Segundo os entendidos, o atraso crónico é típico de quem tem dificuldade em planear tarefas, porque subestima o tempo que demora a conclui-las. 
 
Subestimar o tempo que demora a concluir tarefas pode reduzir a eficiência no local de trabalho, porque desvaloriza o tempo que vai demorar a realizar determinada tarefa. É o que se chama planning fallacy (Daniel Kahneman e Amos Tversky, em 1979), ou seja, uma forte tendência para subestimar a conclusão de tarefas repetidamente, explica o Wall Street Journal.
 
Robert Buehler, professor de psicologia na Universidade Wilfrid Laurier, nos Estados Unidos da América, estima que o tempo que as pessoas levam a concluir determinada tarefa seja subestimado, em média, em cerca de 40%. E não interessa a seriedade do compromisso. 
 
Os seus estudos comprovaram que as pessoas se atrasavam em coisas tão simples como enviar um email ou tão importantes como entregar a declaração de IRS.
 
Foram testadas várias iniciativas para ajudar as pessoas que têm dificuldades de planeamento, como dividir uma tarefa em pequenas partes ou prever o tempo que vai demorar com base nas experiências passadas. 
 
Em 2004, Justin Kruger, professor na Universidade de Nova Iorque, concluiu que dividir uma tarefa em pequenas partes fazia com que as pessoas fizessem estimativas mais precisas sobre o tempo que demorariam a conclui-la.
 
Por exemplo: para saber quanto tempo demora a chegar a certo local, divida o caminho em pequenos trajetos. Outro exemplo: quando tem de se preparar para um jantar, pense no tempo que vai demorar em cada etapa: comece por se organizar identificando os minutos que precisa de gastar para o banho, para a roupa, cabelo, maquilhagem e viagem.
 
Outro estudo de 2012, publicado no jornal Organizational Behavior and Human Decisions Processes, concluiu que incentivar as pessoas a recriarem uma tarefa mentalmente, mas do ponto de vista de um observador externo, também as ajudava a fazer previsões de tempo mais realistas.
 
A “chave” para o problema dos atrasos pode também passar pela organização do dia.
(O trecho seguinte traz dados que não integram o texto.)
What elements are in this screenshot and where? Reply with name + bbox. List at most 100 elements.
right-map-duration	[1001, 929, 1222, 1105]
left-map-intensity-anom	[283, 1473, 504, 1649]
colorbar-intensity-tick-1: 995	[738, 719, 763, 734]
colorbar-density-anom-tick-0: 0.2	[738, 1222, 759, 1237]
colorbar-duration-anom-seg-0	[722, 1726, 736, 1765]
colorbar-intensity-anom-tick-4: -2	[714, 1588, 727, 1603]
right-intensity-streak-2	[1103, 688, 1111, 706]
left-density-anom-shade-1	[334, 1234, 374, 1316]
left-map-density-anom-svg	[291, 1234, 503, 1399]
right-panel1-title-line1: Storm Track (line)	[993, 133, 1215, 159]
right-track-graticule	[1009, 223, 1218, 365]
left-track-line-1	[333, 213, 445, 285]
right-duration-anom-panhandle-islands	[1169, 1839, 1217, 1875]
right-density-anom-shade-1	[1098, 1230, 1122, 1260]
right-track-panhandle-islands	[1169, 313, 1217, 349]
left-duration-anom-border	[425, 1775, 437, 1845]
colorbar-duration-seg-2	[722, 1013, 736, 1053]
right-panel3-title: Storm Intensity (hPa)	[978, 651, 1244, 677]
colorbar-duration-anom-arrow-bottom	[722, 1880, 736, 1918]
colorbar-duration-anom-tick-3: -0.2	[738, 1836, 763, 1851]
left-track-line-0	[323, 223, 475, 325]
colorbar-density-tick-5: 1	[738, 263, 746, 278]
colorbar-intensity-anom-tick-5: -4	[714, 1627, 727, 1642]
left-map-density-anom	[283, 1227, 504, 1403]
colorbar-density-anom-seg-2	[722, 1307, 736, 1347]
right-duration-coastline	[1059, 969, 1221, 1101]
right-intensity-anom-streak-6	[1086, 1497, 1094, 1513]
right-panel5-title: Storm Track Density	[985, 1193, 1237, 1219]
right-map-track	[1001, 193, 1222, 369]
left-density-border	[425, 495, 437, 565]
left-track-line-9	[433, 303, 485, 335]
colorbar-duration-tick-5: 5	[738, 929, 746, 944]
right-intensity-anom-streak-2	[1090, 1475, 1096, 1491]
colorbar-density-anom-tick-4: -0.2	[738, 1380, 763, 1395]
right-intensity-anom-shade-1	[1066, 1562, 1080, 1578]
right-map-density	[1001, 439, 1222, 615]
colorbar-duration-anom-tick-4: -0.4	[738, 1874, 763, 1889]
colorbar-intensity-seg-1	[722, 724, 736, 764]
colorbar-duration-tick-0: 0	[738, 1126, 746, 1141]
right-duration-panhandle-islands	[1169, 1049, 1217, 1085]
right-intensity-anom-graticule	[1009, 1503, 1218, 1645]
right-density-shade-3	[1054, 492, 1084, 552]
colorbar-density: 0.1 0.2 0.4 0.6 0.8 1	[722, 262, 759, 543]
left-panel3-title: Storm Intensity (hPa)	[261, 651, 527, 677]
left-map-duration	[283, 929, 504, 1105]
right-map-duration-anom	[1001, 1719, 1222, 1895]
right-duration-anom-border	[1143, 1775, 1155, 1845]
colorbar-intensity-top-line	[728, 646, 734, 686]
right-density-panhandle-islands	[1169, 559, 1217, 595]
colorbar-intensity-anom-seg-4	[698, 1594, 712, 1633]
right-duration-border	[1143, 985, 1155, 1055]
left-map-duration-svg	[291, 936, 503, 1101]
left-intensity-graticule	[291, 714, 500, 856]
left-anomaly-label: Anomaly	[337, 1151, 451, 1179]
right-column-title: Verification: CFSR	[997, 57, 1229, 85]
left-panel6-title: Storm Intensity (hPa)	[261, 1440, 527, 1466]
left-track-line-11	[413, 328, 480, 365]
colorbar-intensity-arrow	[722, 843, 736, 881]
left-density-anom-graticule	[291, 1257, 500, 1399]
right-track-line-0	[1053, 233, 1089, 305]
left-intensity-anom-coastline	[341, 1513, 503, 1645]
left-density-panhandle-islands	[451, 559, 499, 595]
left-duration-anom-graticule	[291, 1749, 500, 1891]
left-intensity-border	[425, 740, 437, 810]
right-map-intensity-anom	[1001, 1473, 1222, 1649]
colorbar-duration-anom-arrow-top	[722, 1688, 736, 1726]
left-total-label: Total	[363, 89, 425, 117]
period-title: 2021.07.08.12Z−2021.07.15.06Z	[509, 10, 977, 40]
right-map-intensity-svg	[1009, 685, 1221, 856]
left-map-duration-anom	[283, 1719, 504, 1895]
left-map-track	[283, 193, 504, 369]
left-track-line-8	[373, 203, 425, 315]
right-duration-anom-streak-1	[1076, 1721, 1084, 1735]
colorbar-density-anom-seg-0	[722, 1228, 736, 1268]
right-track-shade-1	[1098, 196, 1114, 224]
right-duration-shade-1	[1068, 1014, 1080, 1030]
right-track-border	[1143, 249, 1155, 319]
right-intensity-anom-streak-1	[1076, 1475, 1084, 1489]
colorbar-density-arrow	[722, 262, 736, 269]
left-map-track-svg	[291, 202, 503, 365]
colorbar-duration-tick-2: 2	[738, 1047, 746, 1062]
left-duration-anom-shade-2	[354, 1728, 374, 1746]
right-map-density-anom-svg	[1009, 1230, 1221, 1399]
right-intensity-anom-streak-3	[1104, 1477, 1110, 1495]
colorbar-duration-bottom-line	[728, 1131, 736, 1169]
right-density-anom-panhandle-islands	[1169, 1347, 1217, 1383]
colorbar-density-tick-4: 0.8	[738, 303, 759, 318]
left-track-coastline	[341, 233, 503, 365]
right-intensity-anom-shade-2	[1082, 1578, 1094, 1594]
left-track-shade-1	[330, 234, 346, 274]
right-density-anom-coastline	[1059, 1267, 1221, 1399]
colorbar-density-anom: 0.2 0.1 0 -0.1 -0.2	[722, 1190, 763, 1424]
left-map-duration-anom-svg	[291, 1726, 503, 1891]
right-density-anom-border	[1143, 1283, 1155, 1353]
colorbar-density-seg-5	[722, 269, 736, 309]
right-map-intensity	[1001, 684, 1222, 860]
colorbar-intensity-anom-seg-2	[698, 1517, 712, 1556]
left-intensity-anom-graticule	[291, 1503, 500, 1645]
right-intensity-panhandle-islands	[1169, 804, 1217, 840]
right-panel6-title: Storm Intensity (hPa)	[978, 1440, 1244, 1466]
Essa organização deve estar presente em todas as tarefas que implicam horários.
 
Um “segredo” também para melhorar esta condição, é planear em casa, em família e proporcionar essa aprendizagem a todos desde cedo.
 
Jeff Conte, professor na Universidade de São Diego, acrescenta que existem características de personalidade que podem contribuir para aquilo que é entendido como o “atraso crónico”. 
 
Segundo um estudo que realizou em 2003 com 181 operadores do metropolitano de Nova Iorque, as pessoas que preferiam fazer várias tarefas ao mesmo tempo (multitasking), atrasavam-se mais frequentemente.
 
De acordo com este professor, os indivíduos de tipo A – aqueles que têm um ritmo mais acelerado, orientados para a concretização de tarefas e com um comportamento mais hostil com o tempo – tendiam a ser mais pontuais e estimam que um minuto tenha 58 segundos. 
 
Os indivíduos do tipo B, que são mais descontraídos, tendem a atrasar-se e estimam que um minuto tenha 77 segundos. São 18 segundos que fazem toda a diferença.
 
No que diz respeito aos atrasos específicos no local de trabalho, podem ser uma consequência de outras coisas: baixos níveis de satisfação com a sua função e falta de compromisso com a organização.
 
Outros investigadores adiantam que os casos de atrasos crónicos podem estar relacionados com outros problemas de saúde, como depressão ou perturbação obsessivo-compulsiva.
 
Aprender a organizar, pensar nos que estão à espera, gerir o tempo de forma rigorosa, são os ingredientes para começar a ser pontual. 
 
Ás vezes, só custa dar o primeiro passo. Se pensar que pode perder transportes se chegar atrasado, ser descontado no vencimento no final do mês e amargurar os seus amigos pelos constantes atrasos, pode mudar a sua forma de encarar os seus compromissos.